"Iya Bu, Bapak senang sekali. Setelah berbulan-bulan berburu mesin tik Corona ini, Bapak akhirnya menemukannya. Bapak hanya ingin merasakan sensasi mengetik laporan keuangan kantor menggunakan mesin tik. Bukan laptop. Itu saja sih sebenarnya tujuan Bapak beli mesin tik kuno ini."
"Tapi Bapak harus hati-hati. Yang namanya barang kuno pasti rapuh dan mudah rusak."
"Iya Bu, Bapak paham."
Keesokan harinya setelah pulang kerja, Cok Raka mengamati mesin tik kuno itu. Muncul ide dari dalam kepalanya, ia mengambil selembar kertas lalu memasukkannya kedalam rol penggulung kertas.
Perlahan-lahan ia menggulung kertas itu hingga posisinya tepat berada pada bilah titik pusat pengetikan. Ia mencoba mengetikkan namanya dengan kecepatan normal. Kecepatan seperti saat ia mengetik menggunakan laptop.
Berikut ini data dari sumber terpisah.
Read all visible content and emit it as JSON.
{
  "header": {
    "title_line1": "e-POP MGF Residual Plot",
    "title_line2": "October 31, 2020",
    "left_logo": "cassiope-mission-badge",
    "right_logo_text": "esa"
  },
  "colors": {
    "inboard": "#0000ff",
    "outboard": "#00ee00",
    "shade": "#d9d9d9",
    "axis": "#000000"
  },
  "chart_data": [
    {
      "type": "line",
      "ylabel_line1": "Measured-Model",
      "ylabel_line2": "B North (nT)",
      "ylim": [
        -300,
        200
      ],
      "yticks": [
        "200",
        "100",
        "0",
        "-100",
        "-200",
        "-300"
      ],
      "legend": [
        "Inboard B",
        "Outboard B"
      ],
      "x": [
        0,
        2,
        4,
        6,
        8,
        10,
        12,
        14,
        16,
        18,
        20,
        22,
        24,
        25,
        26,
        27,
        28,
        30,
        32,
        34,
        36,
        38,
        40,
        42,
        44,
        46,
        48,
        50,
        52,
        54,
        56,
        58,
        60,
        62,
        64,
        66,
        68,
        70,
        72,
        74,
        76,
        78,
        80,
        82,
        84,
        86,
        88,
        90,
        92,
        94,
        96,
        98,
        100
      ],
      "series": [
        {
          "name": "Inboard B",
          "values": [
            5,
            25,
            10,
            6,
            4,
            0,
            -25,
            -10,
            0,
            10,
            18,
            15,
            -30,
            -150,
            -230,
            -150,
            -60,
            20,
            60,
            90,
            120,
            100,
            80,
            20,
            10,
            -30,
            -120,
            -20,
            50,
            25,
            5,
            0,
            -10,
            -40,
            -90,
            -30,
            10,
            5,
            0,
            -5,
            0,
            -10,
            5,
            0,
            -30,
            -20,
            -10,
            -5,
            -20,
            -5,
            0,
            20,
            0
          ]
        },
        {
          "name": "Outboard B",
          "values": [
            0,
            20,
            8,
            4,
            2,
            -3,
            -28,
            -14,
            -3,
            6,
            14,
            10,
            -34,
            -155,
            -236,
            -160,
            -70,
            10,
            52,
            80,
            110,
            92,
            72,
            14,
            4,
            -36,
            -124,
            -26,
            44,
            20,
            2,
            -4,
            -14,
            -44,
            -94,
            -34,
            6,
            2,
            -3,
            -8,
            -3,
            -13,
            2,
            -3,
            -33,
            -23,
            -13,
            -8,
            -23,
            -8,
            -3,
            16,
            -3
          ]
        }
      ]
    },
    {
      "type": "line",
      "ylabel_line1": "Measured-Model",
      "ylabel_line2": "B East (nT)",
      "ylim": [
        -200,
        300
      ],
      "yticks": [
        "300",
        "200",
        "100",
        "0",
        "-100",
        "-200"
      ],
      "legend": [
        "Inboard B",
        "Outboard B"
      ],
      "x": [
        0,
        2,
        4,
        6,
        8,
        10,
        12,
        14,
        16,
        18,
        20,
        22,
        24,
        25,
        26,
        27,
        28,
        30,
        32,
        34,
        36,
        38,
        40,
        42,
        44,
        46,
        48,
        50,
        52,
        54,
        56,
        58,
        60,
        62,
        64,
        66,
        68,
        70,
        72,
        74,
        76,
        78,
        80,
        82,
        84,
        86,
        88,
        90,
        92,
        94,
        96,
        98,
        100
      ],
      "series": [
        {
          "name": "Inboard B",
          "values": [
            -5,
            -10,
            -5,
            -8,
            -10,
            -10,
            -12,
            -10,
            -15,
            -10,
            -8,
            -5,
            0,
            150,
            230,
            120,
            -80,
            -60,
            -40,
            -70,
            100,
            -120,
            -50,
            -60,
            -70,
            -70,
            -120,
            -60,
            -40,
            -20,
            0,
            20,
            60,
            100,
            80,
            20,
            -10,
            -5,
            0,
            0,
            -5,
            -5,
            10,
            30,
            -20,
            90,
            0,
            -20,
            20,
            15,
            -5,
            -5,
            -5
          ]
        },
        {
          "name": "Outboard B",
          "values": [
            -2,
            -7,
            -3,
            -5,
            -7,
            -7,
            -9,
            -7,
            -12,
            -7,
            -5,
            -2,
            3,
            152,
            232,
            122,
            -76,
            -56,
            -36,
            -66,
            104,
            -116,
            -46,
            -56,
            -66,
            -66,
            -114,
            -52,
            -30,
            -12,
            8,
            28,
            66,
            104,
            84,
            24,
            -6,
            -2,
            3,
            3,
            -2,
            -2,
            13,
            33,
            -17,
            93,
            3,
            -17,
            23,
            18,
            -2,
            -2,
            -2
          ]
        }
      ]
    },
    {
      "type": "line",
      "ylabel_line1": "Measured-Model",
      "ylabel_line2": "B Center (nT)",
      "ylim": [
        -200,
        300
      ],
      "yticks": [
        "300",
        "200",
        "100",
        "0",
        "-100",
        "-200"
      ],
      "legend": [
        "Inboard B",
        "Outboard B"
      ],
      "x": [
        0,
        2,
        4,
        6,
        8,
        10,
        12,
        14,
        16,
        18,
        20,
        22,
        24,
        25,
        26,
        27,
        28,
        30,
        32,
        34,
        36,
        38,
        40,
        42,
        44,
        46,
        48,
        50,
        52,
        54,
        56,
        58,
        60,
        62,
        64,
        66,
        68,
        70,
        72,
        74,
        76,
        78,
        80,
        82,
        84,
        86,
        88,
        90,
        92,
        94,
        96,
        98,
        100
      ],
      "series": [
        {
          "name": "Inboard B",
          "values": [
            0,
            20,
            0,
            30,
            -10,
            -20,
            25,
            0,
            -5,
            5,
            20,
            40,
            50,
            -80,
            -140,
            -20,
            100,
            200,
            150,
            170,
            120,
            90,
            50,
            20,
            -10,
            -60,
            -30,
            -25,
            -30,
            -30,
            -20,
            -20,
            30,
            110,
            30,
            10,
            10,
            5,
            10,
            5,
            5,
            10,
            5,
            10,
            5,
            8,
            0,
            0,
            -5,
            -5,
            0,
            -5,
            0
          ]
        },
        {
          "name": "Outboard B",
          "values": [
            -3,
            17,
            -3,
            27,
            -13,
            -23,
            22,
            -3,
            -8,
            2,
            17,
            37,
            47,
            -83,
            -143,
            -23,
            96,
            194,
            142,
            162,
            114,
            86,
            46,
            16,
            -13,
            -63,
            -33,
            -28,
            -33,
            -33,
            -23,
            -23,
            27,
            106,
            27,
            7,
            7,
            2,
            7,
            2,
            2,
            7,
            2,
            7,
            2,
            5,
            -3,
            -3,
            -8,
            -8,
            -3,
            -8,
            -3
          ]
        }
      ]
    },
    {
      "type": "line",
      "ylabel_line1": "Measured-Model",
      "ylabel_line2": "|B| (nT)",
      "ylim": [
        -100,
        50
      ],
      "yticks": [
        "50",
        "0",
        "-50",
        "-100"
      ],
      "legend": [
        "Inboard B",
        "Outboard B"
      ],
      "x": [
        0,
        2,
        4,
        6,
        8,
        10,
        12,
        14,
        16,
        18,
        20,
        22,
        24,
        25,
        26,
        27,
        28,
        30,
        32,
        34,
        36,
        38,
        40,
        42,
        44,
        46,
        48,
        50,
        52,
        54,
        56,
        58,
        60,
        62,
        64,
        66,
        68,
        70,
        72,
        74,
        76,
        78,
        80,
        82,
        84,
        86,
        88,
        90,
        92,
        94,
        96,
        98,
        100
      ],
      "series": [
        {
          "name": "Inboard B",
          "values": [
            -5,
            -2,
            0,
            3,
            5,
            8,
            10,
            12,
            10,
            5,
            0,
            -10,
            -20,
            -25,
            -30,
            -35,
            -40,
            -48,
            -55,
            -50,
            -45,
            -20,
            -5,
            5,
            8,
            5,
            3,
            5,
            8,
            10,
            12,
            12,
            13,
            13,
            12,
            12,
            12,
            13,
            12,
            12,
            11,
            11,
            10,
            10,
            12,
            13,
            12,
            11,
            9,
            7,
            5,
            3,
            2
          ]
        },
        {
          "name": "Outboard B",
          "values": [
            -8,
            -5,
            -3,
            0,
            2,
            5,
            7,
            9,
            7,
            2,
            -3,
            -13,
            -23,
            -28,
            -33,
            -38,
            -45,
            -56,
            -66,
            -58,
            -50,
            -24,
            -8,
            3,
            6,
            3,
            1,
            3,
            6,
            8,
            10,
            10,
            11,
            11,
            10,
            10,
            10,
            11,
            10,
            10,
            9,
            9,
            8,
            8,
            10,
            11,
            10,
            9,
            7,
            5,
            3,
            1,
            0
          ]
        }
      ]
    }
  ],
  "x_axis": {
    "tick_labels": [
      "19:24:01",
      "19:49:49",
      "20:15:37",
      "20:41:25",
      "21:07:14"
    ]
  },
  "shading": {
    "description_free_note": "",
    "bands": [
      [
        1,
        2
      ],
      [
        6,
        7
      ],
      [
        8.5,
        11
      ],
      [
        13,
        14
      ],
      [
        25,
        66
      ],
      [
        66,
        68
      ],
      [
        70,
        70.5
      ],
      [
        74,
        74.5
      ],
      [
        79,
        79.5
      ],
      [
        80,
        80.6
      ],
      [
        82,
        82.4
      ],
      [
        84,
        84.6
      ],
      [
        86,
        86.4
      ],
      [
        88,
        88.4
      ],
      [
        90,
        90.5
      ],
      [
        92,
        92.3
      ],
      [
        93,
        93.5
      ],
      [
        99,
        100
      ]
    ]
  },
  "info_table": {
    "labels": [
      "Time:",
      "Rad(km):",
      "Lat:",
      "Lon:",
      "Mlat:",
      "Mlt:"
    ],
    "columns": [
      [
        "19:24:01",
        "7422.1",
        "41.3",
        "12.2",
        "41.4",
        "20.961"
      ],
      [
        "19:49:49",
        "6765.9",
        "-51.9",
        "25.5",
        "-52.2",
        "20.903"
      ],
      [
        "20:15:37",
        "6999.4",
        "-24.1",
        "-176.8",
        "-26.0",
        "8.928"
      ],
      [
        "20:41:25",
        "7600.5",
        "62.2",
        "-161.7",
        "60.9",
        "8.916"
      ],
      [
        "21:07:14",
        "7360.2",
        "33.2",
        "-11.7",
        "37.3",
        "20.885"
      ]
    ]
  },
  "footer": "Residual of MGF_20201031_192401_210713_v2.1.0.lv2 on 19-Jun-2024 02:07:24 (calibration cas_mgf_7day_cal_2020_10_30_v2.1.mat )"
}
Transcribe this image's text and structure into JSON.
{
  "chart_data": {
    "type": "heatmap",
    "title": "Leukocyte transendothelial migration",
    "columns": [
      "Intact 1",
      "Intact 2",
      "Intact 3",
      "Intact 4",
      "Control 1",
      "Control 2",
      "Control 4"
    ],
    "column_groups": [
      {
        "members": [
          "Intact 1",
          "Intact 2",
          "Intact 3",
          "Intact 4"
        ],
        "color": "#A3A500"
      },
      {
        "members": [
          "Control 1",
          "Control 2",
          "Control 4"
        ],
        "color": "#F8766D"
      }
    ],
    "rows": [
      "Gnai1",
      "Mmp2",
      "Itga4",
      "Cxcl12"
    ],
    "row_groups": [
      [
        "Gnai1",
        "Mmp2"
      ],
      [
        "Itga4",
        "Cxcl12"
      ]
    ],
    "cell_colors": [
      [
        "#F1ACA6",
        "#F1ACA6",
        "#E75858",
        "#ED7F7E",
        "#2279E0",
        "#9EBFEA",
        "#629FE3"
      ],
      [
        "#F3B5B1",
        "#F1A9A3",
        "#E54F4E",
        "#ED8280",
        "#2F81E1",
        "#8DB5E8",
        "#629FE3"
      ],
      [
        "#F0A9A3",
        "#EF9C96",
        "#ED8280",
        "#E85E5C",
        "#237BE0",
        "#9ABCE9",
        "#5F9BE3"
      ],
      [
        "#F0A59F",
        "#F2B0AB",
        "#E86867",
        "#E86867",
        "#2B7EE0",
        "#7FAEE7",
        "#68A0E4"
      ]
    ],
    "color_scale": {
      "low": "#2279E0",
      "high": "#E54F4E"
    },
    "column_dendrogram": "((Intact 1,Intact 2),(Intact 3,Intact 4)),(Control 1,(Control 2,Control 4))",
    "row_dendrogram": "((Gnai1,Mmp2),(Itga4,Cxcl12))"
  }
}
Namun sayang, namanya tidak akan bisa terketik sempurna. Sebuah tuts huruf R ternyata mengalami macet. Cok Ngurah mencoba memeriksanya sekali lagi. Ia merasa tidak ada yang salah dengan mesin tik kuno miliknya itu.
Karena tidak mampu menemukan penyebabnya, Cok Ngurah mencoba menghubungi Galeri Keraton untuk menanyakan hal ini. Tapi sayang, toko itu sudah tutup. Cok Ngurah baru menyadarinya setelah ia melihat jam kerja di kartu nama toko itu. "Ya sudahlah besok saja". gumamnya kemudian.
***
"Tuan... Tolong aku. Tolonglah aku Tuan."
Cok Ngurah tiba-tiba terbangun dari mimpinya. Sebuah mimpi yang tidak bisa ia nalar. Ia mendapati tubuhnya mengeluarkan keringat dingin. Membasahi pakaiannya. Istrinya terdengar sedang memasak di dapur pagi itu. Sehingga Cok Ngurah pun bangun dan bergegas untuk mandi.
Saat sarapan, Cok Ngurah menceritakan perihal mimpinya kepada Cok Pradnya Savita istrinya. "Mungkin Bapak kecapekan. Mana mungkin ada sosok lelaki seperti itu di zaman sekarang." jawab istrinya yang kemudian diikuti oleh anggukan kepala Cok Ngurah.